Measuring Teacher Effectiveness: Credentials Unrelated to Student Achievement

Marcus A. Winters September 7, 2011

Given the challenges facing American public education today, identifying effective teachers is a more vital task than ever before. A wide body of research shows that teachers are the most important school-based factor related to student achievement. Policymakers and taxpayers want to know what factors create effective teachers—not only for the sake of their own children’s educations but also because teacher salary and benefits represent the nation’s single largest educational expenditure. And school administrators need to identify teachers who will be successful over the long term before those teachers earn the ironclad job protection of tenure.

In the U.S. public school system today, the method used to determine teacher effectiveness—and thus to drive salary, promotion, and tenure decisions—is based on a few external credentials: certification, advanced degrees, and years of experience in the classroom. Yet according to a new analysis of student performance in Florida that two colleagues and I conducted, little to no relationship exists between these credentials and the gains that a teacher’s students make on standardized math and reading exams. Our expansive study included all test-taking public elementary school students in the state of Florida over a period of four years.
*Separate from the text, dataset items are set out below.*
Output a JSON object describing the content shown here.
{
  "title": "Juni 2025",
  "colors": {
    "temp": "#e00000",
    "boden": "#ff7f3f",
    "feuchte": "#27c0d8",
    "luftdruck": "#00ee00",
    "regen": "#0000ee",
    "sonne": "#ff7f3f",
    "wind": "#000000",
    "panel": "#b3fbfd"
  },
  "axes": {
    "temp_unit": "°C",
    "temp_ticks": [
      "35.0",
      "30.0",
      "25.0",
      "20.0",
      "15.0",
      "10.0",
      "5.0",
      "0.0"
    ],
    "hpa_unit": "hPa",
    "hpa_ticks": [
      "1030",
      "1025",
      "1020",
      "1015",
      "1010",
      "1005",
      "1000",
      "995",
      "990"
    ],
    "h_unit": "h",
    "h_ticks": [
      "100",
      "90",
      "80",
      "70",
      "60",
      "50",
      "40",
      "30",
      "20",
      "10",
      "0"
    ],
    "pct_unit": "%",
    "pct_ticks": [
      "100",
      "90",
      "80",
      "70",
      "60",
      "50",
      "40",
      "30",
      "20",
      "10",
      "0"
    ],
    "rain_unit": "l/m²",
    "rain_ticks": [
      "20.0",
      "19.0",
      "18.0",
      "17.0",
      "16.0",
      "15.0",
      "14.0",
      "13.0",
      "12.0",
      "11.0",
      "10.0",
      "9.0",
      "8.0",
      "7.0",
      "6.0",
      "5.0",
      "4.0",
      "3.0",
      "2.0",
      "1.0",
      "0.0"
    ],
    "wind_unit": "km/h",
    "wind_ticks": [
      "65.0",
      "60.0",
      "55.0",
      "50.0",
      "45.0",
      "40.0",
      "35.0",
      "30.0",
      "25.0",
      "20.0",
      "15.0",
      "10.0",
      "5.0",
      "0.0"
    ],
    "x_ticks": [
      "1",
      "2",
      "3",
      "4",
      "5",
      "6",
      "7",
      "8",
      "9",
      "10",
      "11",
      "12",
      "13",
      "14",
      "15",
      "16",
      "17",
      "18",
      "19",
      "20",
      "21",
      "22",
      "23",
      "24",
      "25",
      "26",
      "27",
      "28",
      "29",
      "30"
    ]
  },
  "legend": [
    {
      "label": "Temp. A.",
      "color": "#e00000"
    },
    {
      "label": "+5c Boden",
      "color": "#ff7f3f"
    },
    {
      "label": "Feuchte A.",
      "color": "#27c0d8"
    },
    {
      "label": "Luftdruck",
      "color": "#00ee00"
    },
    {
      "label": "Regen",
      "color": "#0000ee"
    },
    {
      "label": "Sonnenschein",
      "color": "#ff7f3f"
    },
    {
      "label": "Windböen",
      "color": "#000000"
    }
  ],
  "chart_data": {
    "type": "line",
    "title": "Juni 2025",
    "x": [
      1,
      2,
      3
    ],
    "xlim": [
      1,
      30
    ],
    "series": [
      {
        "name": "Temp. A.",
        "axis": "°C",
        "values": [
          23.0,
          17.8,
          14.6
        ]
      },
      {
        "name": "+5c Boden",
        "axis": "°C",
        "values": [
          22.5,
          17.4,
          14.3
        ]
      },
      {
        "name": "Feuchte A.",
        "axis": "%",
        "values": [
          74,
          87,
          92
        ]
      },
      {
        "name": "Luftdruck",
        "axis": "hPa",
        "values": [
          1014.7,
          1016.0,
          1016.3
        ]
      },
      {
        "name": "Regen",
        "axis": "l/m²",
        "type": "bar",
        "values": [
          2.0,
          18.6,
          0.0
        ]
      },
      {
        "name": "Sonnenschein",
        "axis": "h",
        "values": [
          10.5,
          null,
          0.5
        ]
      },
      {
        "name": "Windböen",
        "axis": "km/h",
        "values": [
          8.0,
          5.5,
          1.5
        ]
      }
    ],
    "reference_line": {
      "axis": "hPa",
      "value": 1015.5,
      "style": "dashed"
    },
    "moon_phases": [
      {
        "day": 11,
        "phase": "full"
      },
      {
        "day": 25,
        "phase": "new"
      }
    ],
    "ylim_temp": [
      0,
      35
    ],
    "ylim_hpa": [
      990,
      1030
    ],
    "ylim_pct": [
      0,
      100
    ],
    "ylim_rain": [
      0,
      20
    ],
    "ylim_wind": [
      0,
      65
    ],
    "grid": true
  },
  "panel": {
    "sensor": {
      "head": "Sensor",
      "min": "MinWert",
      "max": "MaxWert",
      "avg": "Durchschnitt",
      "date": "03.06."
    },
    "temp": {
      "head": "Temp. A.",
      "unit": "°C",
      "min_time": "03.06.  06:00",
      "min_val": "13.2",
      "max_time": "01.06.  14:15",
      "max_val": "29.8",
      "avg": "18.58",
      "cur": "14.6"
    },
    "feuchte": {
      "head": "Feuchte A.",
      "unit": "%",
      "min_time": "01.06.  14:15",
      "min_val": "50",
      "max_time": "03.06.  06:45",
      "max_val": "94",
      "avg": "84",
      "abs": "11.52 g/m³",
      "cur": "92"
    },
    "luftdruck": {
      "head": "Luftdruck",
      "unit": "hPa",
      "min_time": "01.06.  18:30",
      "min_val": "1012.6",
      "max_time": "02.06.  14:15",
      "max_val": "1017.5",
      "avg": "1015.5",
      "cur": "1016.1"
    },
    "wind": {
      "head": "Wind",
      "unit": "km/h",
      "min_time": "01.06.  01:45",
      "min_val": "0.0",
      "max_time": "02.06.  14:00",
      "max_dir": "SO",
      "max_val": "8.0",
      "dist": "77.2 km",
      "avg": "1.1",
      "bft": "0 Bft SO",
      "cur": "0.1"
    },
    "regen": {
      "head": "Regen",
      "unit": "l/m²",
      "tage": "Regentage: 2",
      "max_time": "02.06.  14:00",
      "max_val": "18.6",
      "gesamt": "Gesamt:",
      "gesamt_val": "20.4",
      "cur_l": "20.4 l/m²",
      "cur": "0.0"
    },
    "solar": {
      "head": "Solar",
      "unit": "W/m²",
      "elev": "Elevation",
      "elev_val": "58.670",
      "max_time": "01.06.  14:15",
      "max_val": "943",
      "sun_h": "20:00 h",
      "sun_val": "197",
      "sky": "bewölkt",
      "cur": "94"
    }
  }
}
Our study, to be published in the peer-reviewed journal Economics of Education Review, builds on two decades of research from a variety of school systems and confirms a consistent finding: external teacher credentials tell us next to nothing about how well a teacher will perform in the classroom. Such research has not, however, yet had a substantial effect on the practices of U.S. public schools. Today’s public school system continues to rely on external teacher credentials to decide who gets to teach and how much a teacher is paid. Though the debate over how most accurately to use statistical measures to identify teacher quality is far from completed, the general finding that there is a vast difference between the system’s best and worst teachers is no longer in serious dispute. The large body of research on teacher quality suggests that a new method of identifying the best teachers is needed—one that focuses on measuring the contributions that teachers actually make in the classroom.